Bio: Bruce E. Levine, Ph.D. writes and speaks widely on how society, culture, politics and psychology intersect. His latest book is Get Up, Stand Up: Uniting Populists, Energizing the Defeated, and Battling the Corporate Elite (2011). Earlier books include Surviving America’s Depression Epidemic (2007) and Commonsense Rebellion (2001). A practicing clinical psychologist often at odds with the mainstream of his profession, he is a regular contributor to Salon, CounterPunch, AlterNet, Truthout, Z Magazine, and the Huffington Post, and his articles and interviews have been published in the New York Times, Adbusters and numerous other magazines. His Web site is brucelevine.net.
Rachel Waddingham
Title: Sense, Interrupted
Summary: This talk will explore the way in which categorising unusual beliefs and realities as delusions can echo the tricks of an abuser - invalidating a child’s reality and locating the ‘badness’ within them. Using my own experiences to illustrate this, I will argue for the importance of acceptance, acknowledging the reality of a person’s experiences and acknowledging the sense in what can mistakenly be interpreted as sense-less. Rather than aiming to change or ‘rationalise’ those beliefs which can be worrying or overwhelming, we will look at how we can promote genuine and empathic curiosity to support someone to explore their own experiences on their own terms.

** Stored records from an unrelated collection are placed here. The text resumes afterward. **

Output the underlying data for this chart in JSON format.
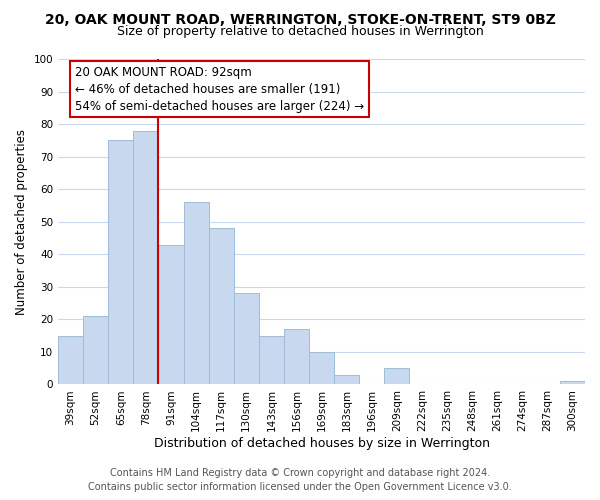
{
  "title": "20, OAK MOUNT ROAD, WERRINGTON, STOKE-ON-TRENT, ST9 0BZ",
  "subtitle": "Size of property relative to detached houses in Werrington",
  "xlabel": "Distribution of detached houses by size in Werrington",
  "ylabel": "Number of detached properties",
  "categories": [
    "39sqm",
    "52sqm",
    "65sqm",
    "78sqm",
    "91sqm",
    "104sqm",
    "117sqm",
    "130sqm",
    "143sqm",
    "156sqm",
    "169sqm",
    "183sqm",
    "196sqm",
    "209sqm",
    "222sqm",
    "235sqm",
    "248sqm",
    "261sqm",
    "274sqm",
    "287sqm",
    "300sqm"
  ],
  "values": [
    15,
    21,
    75,
    78,
    43,
    56,
    48,
    28,
    15,
    17,
    10,
    3,
    0,
    5,
    0,
    0,
    0,
    0,
    0,
    0,
    1
  ],
  "bar_color": "#c8d9ef",
  "bar_edge_color": "#a0bcd8",
  "vline_position": 3.5,
  "vline_color": "#cc0000",
  "annotation_text_line1": "20 OAK MOUNT ROAD: 92sqm",
  "annotation_text_line2": "← 46% of detached houses are smaller (191)",
  "annotation_text_line3": "54% of semi-detached houses are larger (224) →",
  "annotation_box_color": "#ffffff",
  "annotation_box_edge_color": "#cc0000",
  "ylim": [
    0,
    100
  ],
  "yticks": [
    0,
    10,
    20,
    30,
    40,
    50,
    60,
    70,
    80,
    90,
    100
  ],
  "footer_line1": "Contains HM Land Registry data © Crown copyright and database right 2024.",
  "footer_line2": "Contains public sector information licensed under the Open Government Licence v3.0.",
  "background_color": "#ffffff",
  "grid_color": "#c8d9ef",
  "title_fontsize": 10,
  "subtitle_fontsize": 9,
  "xlabel_fontsize": 9,
  "ylabel_fontsize": 8.5,
  "tick_fontsize": 7.5,
  "annotation_fontsize": 8.5,
  "footer_fontsize": 7
}
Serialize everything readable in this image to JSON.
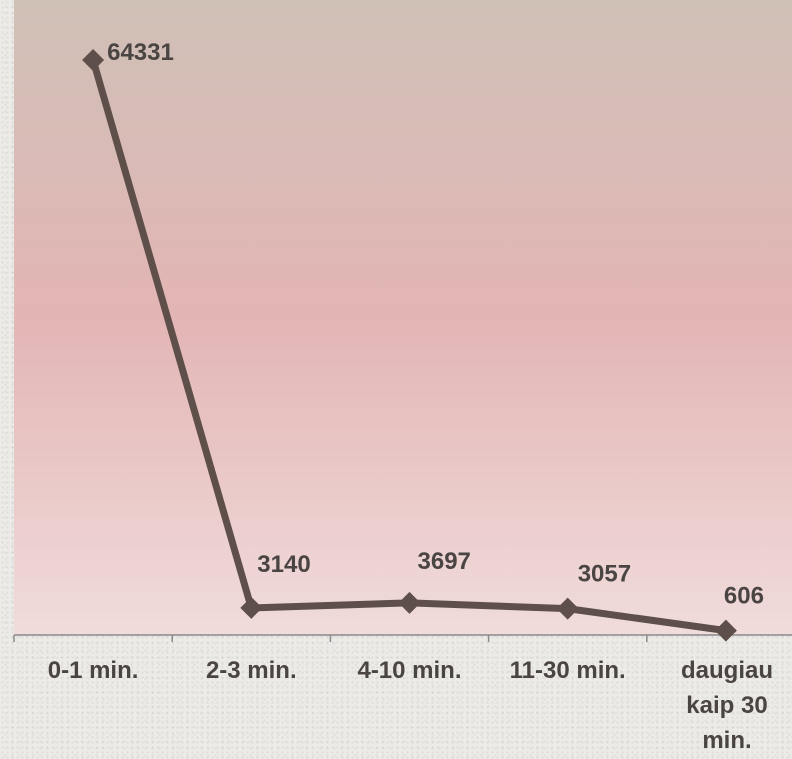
{
  "chart_data": {
    "type": "line",
    "categories": [
      "0-1 min.",
      "2-3 min.",
      "4-10 min.",
      "11-30 min.",
      "daugiau kaip 30 min."
    ],
    "category_lines": [
      [
        "0-1 min."
      ],
      [
        "2-3 min."
      ],
      [
        "4-10 min."
      ],
      [
        "11-30 min."
      ],
      [
        "daugiau",
        "kaip 30",
        "min."
      ]
    ],
    "series": [
      {
        "values": [
          64331,
          3140,
          3697,
          3057,
          606
        ]
      }
    ],
    "data_labels": [
      "64331",
      "3140",
      "3697",
      "3057",
      "606"
    ],
    "ylim": [
      0,
      70000
    ],
    "grid": false,
    "colors": {
      "line": "#5e4f4a",
      "marker": "#5e4f4a",
      "plot_top": "#cfc0b6",
      "plot_mid": "#e3b5b5",
      "plot_bottom": "#f0dcdb",
      "axis": "#8a8a8a",
      "text": "#4a4442"
    }
  }
}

Bio: Rachel (Rai) Waddingham hears voices, sees visions and has struggled with overwhelming realities and beliefs that - in her early twenties - led to her spending most of her time as an inpatient with diagnoses of schizophrenia, schizoaffective disorder and BPD. Following years of feeling like a zombie, Rai found her sense of humanity within the community of a Hearing Voices Group. Alongside other voice-hearers, Rai began to make sense of her experiences and find creative ways of utilising them as breadcrumbs in her healing journey. No longer identifying with psychiatric labels, she now feels privileged to be working for human ways of supporting people in distress, both inside and out of the system. Rai is a trustee of the English Hearing Voices Network and an executive committee member of the International Society for Psychological and Social Approaches to Psychosis (ISPS). She is a proud member of Intervoice (the International Hearing Voices Network) and has launched initiatives supporting children who hear voices, adults struggling with unusual beliefs and people in prison who hear voices. She is an international trainer, a Mad in America blogger and - essentially - a human being who feels lucky that she is alive and able to contribute to a thriving movement for change.